Intel 471’s patented malware emulation and monitoring system showed a sharp drop between the second and third quarter in delivered payloads, or to put it another way, malware observed delivering other malware. This could be the result of the disruptions. Since the distribution of loader or dropper malware is critical for follow-on attacks, there is market demand for access to compromised machines. As such, Intel 471 has observed one targeted malware family, Bumblebee, rebound with a new version circulating in October 2024. The Bumblebee campaign yet again proves that dismantling a malware campaign’s infrastructure does not guarantee its permanent elimination. Despite exhibiting low activity and lacking significant sophistication or unique distribution methods, the observed changes in development indicate the actors are actively refining their malware. We would expect overall malware distribution to increase in 2025.
Rising geopolitical tension will influence cyber.
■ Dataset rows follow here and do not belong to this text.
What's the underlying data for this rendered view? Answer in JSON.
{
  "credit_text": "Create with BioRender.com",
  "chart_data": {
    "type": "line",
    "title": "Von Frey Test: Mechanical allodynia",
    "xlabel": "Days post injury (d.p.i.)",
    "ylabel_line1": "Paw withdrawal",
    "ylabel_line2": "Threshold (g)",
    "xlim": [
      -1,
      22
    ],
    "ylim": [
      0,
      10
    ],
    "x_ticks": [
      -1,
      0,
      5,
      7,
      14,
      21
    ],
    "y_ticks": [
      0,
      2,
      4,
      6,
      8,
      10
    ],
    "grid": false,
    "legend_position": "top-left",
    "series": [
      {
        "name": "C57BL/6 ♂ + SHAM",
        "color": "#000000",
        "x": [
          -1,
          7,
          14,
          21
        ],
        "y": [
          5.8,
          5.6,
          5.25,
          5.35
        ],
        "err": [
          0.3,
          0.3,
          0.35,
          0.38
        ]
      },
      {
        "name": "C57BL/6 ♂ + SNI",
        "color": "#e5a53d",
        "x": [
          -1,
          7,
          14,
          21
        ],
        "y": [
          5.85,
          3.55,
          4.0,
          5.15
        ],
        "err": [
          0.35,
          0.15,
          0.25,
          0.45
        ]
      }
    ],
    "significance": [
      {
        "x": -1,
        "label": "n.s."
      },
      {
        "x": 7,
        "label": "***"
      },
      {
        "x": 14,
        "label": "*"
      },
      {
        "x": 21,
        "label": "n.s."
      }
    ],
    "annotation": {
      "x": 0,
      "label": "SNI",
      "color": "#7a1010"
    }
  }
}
Geopolitical events and cybersecurity are becoming ever closer entwined. Offensive cyber actions are used by nations for espionage, intellectual property (IP) theft, pre-positioning in case of conflict and spreading misinformation. China poses one of the most formidable adversaries, as it has targeted government and civilian infrastructure at scale. U.S. FBI Director Christopher Wray has said China “has a bigger hacking program than every other major nation combined. In fact, if each one of the FBI’s cyber agents and intelligence analysts focused exclusively on the China threat, China’s hackers would still outnumber FBI cyber personnel by at least 50 to 1.” Russia, which continues a grinding war campaign in Ukraine, has long-running and highly effective advanced persistent threat (APT) groups that have continually demonstrated their expertise in infiltrating supply chains and compromising major software vendors.
The election of Trump for a second, non-consecutive term could change how the U.S. Department of Justice conducts cyber-related investigations. For at least a decade, the department has been aggressive in identifying, naming, sanctioning and indicting Russian, Chinese, Iranian and North Korean threat actors, both in the nation-state and financially motivated cybercrime spheres. A perceived weakening in how the U.S. approaches holding threat actors publicly accountable for their actions could open the door to more aggressive activity. However, cybersecurity has generally been one of the few non-partisan issues in an increasingly hostile U.S. political environment, so the department may be left to continue its solid work in holding threat actors accountable.